Standardising submit, CallbackSignal and Callback

While the specification of the submit control structure is outside the scope of this paper, we expect that it, and its supporting concepts CallbackSignal and Callback, would be standardised as vocabulary elements to support the development of generic algorithms that rely on this behaviour, as inferred by P1660.
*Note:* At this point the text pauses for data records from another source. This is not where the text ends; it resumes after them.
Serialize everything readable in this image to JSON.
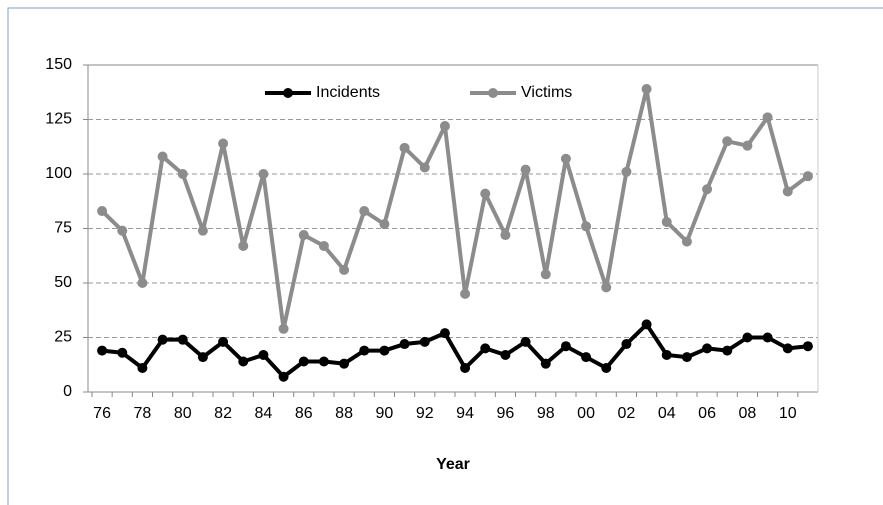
{
  "chart_data": {
    "type": "line",
    "xlabel": "Year",
    "categories": [
      "76",
      null,
      "78",
      null,
      "80",
      null,
      "82",
      null,
      "84",
      null,
      "86",
      null,
      "88",
      null,
      "90",
      null,
      "92",
      null,
      "94",
      null,
      "96",
      null,
      "98",
      null,
      "00",
      null,
      "02",
      null,
      "04",
      null,
      "06",
      null,
      "08",
      null,
      "10",
      null
    ],
    "series": [
      {
        "name": "Incidents",
        "color": "#000000",
        "values": [
          19,
          18,
          11,
          24,
          24,
          16,
          23,
          14,
          17,
          7,
          14,
          14,
          13,
          19,
          19,
          22,
          23,
          27,
          11,
          20,
          17,
          23,
          13,
          21,
          16,
          11,
          22,
          31,
          17,
          16,
          20,
          19,
          25,
          25,
          20,
          21
        ]
      },
      {
        "name": "Victims",
        "color": "#8c8c8c",
        "values": [
          83,
          74,
          50,
          108,
          100,
          74,
          114,
          67,
          100,
          29,
          72,
          67,
          56,
          83,
          77,
          112,
          103,
          122,
          45,
          91,
          72,
          102,
          54,
          107,
          76,
          48,
          101,
          139,
          78,
          69,
          93,
          115,
          113,
          126,
          92,
          99
        ]
      }
    ],
    "ylim": [
      0,
      150
    ],
    "yticks": [
      0,
      25,
      50,
      75,
      100,
      125,
      150
    ],
    "grid": true,
    "legend": "top"
  }
}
Outline of proposed changes to P0443 for a Revision 11

These changes are relative to P0443r10:

Remove the existing is_executor trait, the is_executor_v variable template, and all is_executor_v members.
Rename the OneWayExecutor type requirements to Executor.
Rename the is_oneway_executor trait to is_executor, and corresponding is_oneway_executor_v variable template to is_executor_v.
Remove the is_bulk_oneway_executor trait and is_bulk_oneway_executor_v variable template.
Remove the interface changing properties oneway_t and bulk_oneway_t.
Consolidate the polymorphic wrapper in its oneway form as class template executor<>.
Remove the require_concept member, and all uses of can_require_concept_v, from the polymorphic wrapper.
Remove the static_executor_cast member from the polymorphic wrapper.
Combine the specification for static_thread_pool executor types with the execution::oneway property into the general specification of all static_thread_pool executor types.
Remove the specification for static_thread_pool executor types with the execution::bulk_oneway property.
Add a new property on_error_t.
Add a new property polymorphic_on_error_t.
Add a new property on_done_t.
Add a new property polymorphic_on_done_t.

Conclusion

In summary this paper seeks to:

reaffirm the importance of recognising the extensive consensus and compromise embodied in the Unified Executors Proposal for C++, P0443r10 paper.
recap the value and benefits of seeking to accommodate new requirements against the existing extensibility facilities offered by P0443 whose primary purpose is to facilitate this kind of adaption and customisation.
assert that while the additional requirements of P1660 have recognisable value for the target use cases they do, as implemented in P1660, impose unnecessary burden on executor authors of other domains. More directly, as implemented they break one of the key design goals of P0443 which was specifically to support scenarios like this where it is recognised not all requirements are, or should be treated as, universal.
demonstrate that the requirements of P1660 can be met by P0443 with minor extensions to the vocabulary of standardised properties and without breaking the design goals of P0443.

The next steps would be to issue a new revision of P0443 that reflects these changes, and to work with the authors of P1660 to specify standardese for submit and related control structures.